Forget personal jet packs, flying cars, and food pills—welcome to a coming world of robot servants, gene splicing, really long life spans, and fusion power.
In what is more a set of speculative thought pieces than specific predictions, Hulick gathers sound-bite quotes from dozens of researchers and embeds them in general ruminations on the directions that new technology seems to be taking us in fields from cybernetics and space colonization to the search for better energy sources. A focus on the positive leads her to mention but downplay troubling issues such as the already-scary hackability of the internet of things and the near possibility (more likely probability) of “designer babies.” She also argues that artificial intelligence will never trump the human sort because it intrinsically lacks “common sense” and lays out a broadly brushed future scenario in which robots will do all the work while people, on universal basic incomes, enjoy a “never-ending vacation.” Sure. She also regards the use of wind and other renewable power sources as just placeholders until atomic fusion becomes practical, and looks to next-generation 3-D printers she calls “maker machines” to feed the world.

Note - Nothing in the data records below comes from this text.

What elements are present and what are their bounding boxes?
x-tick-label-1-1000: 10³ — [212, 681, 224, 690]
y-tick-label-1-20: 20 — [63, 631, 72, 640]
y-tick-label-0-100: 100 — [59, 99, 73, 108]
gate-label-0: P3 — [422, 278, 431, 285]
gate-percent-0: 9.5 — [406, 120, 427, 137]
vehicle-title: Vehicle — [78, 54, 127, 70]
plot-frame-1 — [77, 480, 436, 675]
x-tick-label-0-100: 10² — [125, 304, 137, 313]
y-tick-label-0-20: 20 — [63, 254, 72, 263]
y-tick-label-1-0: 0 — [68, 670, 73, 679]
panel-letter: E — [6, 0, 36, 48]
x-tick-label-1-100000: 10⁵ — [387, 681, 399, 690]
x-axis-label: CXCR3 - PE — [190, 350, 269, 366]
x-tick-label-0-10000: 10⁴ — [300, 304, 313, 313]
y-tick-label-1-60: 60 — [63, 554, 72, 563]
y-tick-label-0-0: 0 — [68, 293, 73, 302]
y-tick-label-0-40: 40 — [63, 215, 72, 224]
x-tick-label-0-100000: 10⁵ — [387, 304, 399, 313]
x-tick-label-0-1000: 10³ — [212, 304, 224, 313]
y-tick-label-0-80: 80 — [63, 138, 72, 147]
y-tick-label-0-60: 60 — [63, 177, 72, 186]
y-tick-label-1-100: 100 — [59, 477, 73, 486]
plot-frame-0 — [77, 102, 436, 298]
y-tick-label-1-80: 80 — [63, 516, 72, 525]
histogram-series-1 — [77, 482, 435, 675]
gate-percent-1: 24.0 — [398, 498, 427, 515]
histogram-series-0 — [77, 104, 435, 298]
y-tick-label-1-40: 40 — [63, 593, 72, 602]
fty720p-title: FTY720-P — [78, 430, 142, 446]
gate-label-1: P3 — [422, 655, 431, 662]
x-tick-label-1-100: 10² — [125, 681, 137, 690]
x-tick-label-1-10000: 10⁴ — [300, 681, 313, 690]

Wolski’s blocky paintings, more retro than futuristic, add unimaginative images of generic gizmos or human figures of diverse racial presentations playing with a pet robo-dog, strolling among dinosaurs, climbing out of TARDIS-like teleportation booths, posing in lab coats, or rumbling past on a toddler assembly line. (This book was reviewed digitally.)
An optimistic if superficial overview of our brave new (technological) world.